Oh yes, it’s free-to-play. This was always going to happen, so let’s try not to whine about it. It’s free-to-play and it looks like there will be microtransactions. The teaser site mentions 20 collectible “companions” who provide Sonic with assistance: a radio-controlled balloon ensures he always makes jump pads successfully while a golden pig collects any rings dropped when enemies are touched. There are also collectible items that give special abilities. Doubtless, some of these will be monetised, like the power-ups in Candy Crush Saga.

Free-to-play isn’t intrinsically evil (shock, horror), but it does alter the design sensibilities of the project; it has to because the developer needs to ensure players are incentivised to make purchases. Are all these collectibles going to enhance the gameplay experience or are they going to get in its way, like all the many extra moves added to Sonic’s repertoire since the spin dash? Are they just there to pad out the paid-for customisation potential?

However you feel about it, this is probably the future for old Sonic. Sega has just gone through a painful restructuring, looking to shed 300 staff through voluntary and enforced redundancies, and refocusing on PC and smartphone titles. Consequently, the company has been investing heavily in small smartphone-focused studios, most recently buying Demiurge, the team behind hit iPhone game Marvel Puzzle Quest. Sega has also done well with mobile versions of classic titles such as Crazy Taxi and Super Monkey Ball, capitalising on both the ubiquity of smartphones and the nostalgia of older fans who probably wouldn’t buy a remastered version of an old Dreamcast game on PlayStation 4, but may be tempted on iPhone or Android. If it’s free.

That’s the market Sonic is in these days. He’s a quick hit of old-school fun. That’s what we have to come to terms with. I once posited that the future could be saved by handing over the character to the indie community and letting, say, the Super Meat Boy creators have a bash at him. Right now, a duo of fans is looking to complete its own update of Sonic 3 for smartphones, and there’s even a petition to Sega to help them complete it. But the coder has blogged about how all his Sega contacts have left, taking him back to square one.

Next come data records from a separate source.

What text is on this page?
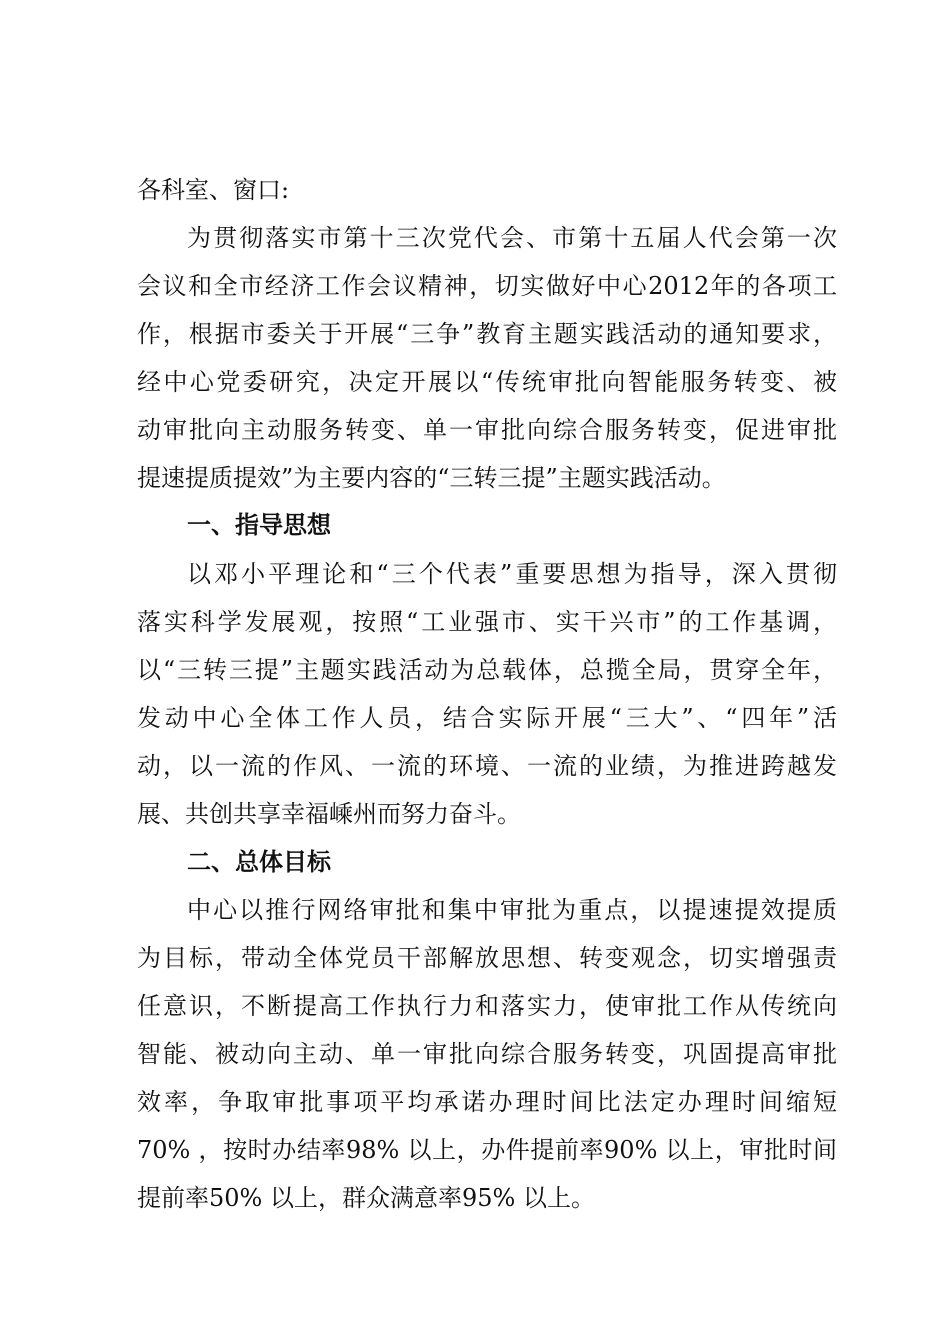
各科室、窗口:
为贯彻落实市第十三次党代会、市第十五届人代会第一次
会议和全市经济工作会议精神，切实做好中心2012年的各项工
作，根据市委关于开展“三争”教育主题实践活动的通知要求，
经中心党委研究，决定开展以“传统审批向智能服务转变、被
动审批向主动服务转变、单一审批向综合服务转变，促进审批
提速提质提效”为主要内容的“三转三提”主题实践活动。
一、指导思想
以邓小平理论和“三个代表”重要思想为指导，深入贯彻
落实科学发展观，按照“工业强市、实干兴市”的工作基调，
以“三转三提”主题实践活动为总载体，总揽全局，贯穿全年，
发动中心全体工作人员，结合实际开展“三大”、“四年”活
动，以一流的作风、一流的环境、一流的业绩，为推进跨越发
展、共创共享幸福嵊州而努力奋斗。
二、总体目标
中心以推行网络审批和集中审批为重点，以提速提效提质
为目标，带动全体党员干部解放思想、转变观念，切实增强责
任意识，不断提高工作执行力和落实力，使审批工作从传统向
智能、被动向主动、单一审批向综合服务转变，巩固提高审批
效率，争取审批事项平均承诺办理时间比法定办理时间缩短
70% ，按时办结率98% 以上，办件提前率90% 以上，审批时间
提前率50% 以上，群众满意率95% 以上。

Meanwhile, over in Nintendo land, Sonic’s once rival Mario is still at the top of his Hollywood “A” game, in terms of quality if not sales (the Wii U is still underperforming, despite hosting the brilliant Super Mario 3D World and Mario Kart 8). Unlike Sega, Nintendo has remained suspicious of the smartphone market, though it is now tentatively exploring free-to-play, most recently via Pokemon Shuffle. However, I can’t imagine Mario ever going through the motions on a phone screen, trying to seduce players into paying a little extra for a mushroom or a double jump, or a golden tanooki suit.

But Sonic’s trajectory is so different to Mario’s. He’s got to graft now, he’s got to muscle in amongst the app store hoi polloi. Sonic Boom ensured that most people aren’t going to pay for Sonic games anymore. He has to monetise our memories now, he’s broken too many promises. Sonic is the Peter Molyneux of game characters ... Too soon?

Sonic Runners is due out in spring 2015.